Het is belangrijk om op te merken dat de regionale dimensie van ‘goed management’ niet alleen een samenstellingseffect betreft; de over-/ondervertegenwoordiging van bepaalde typen bedrijven (bijvoorbeeld grote bedrijven) die beter of slechter worden gemanaged en zo de totaalscore beïnvloeden. We vinden dat de regionale verspreiding van kennis over goed management een belangrijke rol speelt. Bedrijven met goed management trekken andere bedrijven in hun nabijheid mee in het verbeteren van hun management (Bloom et al., 2019). Met andere woorden, bedrijven leren van elkaar (Sander et al., 2019). Ook universiteiten zijn hierbij belangrijk: bedrijven kunnen baat hebben van de kennis over management die hier wordt gegenereerd en van de managers in spe die hier worden opgeleid. Ook hier is de Brainport Eindhoven een goed voorbeeld van een regio waarin bedrijfsleven en universiteiten op die manier van elkaars aanwezigheid profiteren: door nauw samen te werken en kennis uit te wisselen, kunnen alle deelnemende partijen profiteren. Kortom: er zijn duidelijk kennisspilovers van managementkwaliteit in het regionale ecosysteem (Sander, 2019).

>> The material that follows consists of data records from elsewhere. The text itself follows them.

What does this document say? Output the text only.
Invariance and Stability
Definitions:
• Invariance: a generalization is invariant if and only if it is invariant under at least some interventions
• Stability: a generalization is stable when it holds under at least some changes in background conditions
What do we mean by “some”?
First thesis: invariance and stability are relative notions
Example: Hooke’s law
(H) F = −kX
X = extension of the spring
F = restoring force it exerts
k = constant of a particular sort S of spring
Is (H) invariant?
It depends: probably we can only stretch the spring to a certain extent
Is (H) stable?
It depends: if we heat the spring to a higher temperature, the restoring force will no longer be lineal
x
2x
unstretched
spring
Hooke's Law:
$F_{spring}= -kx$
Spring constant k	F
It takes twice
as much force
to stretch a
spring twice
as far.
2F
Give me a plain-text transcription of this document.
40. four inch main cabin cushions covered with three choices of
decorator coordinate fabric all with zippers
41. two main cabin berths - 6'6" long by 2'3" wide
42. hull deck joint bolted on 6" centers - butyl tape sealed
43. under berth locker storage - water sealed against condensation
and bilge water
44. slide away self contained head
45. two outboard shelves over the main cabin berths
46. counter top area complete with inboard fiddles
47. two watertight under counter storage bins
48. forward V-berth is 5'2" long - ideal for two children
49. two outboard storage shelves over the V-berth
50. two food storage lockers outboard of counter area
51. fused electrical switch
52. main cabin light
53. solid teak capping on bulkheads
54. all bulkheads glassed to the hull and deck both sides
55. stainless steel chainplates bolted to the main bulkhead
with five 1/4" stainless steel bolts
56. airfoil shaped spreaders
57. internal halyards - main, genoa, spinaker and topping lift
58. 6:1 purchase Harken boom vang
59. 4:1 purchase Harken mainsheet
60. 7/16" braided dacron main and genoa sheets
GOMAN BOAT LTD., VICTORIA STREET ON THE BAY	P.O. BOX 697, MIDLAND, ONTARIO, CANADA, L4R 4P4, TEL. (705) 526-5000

Inzoomen op regionale verschillen
Door in te gaan op de vier individuele managementdimensies uit tabel 1 kunnen we ons een beter beeld vormen van de oorsprong van regionale verschillen. Figuur 5 laat de regionale verschillen op operationeel management, doelenmanagement, prestatiemanagement en personeelsmanagement zien.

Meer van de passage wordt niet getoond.